My father was in the 94th Cavalry Reconnaissance Squadron, Mechanized, 14th Armored Division. He drove peeps throughout the war during the Battle of the Bulge. He told a few stories about his experiences. He was blown out of his peep, shot at by a Panther tank, etc., but he never mentioned anyone "winding up in the hospital" because he couldn't drive a peep.

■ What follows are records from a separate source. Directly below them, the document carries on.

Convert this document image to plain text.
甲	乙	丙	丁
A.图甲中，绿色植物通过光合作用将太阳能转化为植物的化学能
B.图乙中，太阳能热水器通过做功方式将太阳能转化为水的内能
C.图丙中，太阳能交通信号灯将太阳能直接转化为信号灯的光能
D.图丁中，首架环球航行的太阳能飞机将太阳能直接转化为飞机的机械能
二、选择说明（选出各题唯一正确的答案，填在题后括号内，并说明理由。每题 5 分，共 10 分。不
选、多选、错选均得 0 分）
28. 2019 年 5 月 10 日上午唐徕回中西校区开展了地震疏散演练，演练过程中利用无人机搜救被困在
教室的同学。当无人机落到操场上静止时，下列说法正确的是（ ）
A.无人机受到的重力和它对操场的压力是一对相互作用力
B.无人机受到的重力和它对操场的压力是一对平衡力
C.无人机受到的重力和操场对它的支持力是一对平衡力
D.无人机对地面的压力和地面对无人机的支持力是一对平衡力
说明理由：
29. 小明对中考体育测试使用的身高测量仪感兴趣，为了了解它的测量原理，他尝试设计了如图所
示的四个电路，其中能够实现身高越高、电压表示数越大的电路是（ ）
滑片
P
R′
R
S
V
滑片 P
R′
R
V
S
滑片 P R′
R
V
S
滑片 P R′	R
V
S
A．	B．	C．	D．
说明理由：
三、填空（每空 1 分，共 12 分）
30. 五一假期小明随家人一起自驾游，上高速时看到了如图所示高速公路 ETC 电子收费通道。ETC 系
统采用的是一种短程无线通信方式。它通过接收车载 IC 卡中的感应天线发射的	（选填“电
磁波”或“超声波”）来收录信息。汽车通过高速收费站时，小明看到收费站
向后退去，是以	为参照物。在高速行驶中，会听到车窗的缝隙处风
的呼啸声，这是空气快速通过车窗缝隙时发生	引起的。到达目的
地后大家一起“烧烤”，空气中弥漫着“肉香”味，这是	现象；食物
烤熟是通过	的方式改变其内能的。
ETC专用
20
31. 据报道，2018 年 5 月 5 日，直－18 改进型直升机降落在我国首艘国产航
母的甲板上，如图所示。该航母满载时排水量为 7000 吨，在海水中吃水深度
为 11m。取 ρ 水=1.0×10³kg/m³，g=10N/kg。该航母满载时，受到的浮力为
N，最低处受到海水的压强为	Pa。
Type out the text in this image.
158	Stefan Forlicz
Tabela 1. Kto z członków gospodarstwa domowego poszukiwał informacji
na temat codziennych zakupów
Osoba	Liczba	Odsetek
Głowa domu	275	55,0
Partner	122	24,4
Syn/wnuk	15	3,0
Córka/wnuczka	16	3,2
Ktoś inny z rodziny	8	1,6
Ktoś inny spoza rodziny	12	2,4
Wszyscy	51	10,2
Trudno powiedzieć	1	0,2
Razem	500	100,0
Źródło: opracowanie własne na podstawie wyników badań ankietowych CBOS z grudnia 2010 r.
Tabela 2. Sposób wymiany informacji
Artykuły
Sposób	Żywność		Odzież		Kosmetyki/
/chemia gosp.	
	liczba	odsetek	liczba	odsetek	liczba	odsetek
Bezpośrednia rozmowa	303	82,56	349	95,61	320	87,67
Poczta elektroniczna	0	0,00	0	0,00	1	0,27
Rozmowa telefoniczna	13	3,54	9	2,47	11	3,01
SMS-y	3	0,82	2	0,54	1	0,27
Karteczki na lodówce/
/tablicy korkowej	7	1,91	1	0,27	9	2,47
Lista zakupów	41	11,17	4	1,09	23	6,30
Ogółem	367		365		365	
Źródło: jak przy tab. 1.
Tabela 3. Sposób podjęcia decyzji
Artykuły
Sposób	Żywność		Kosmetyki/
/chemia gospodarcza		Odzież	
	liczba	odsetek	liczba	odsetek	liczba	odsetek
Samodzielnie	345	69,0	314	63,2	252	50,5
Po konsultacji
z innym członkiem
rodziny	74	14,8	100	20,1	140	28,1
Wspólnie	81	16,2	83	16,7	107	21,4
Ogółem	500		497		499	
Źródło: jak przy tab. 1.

This was a pretty good coverage of the infamous Jeep CJ-5 with the one exception. When AMC bought the Jeep line in 1971, I believe, they made some important changes for the 1972 line-up. I was working for a Jeep dealer and noticed one day a transport yellow jeep sitting forlorn in a corner of the back lot. I bought it but what did I buy? Anyway, the new thing for 1972 was the Jeep CJ-5 was extended 3 inches and had the 304 AMC V-8. You only had to look at the bottom fender line to see the extension. It also had the t-5 transmission with the Dana 20 transfer case. But getting back to the CJ I had bought. I bought it without front hubs to allow the front end to break in. Put Warns on it later. What was interesting was that it didn't have the standard exhaust manifolds as the other CJ's on the lot. They looked like Headman Hedders! It also had an aluminum intake manifold with a Holly 2 bbl carb. This Jeep was never sold to a civilian except me. It had come from the factory with the goodies in place. It also had a Detroit locker rear 3rd member. I paid a whopping $3200.00 (1972 dollars) for this jeep and I wish I still had it. Owned it for 7 years and I thought I had finally worn it out. Sold it to a friend who promptly totaled it out by running into a tree in the Rocky Mountains. He told me the tree had moved! Aw the misgivings of running off-road! Anyway getting back to the Jeep, I was later told that the factory had played around with several jeeps at the time of doing the V-8 installation and I ended up with one! Hmmm -- - It did run like stink!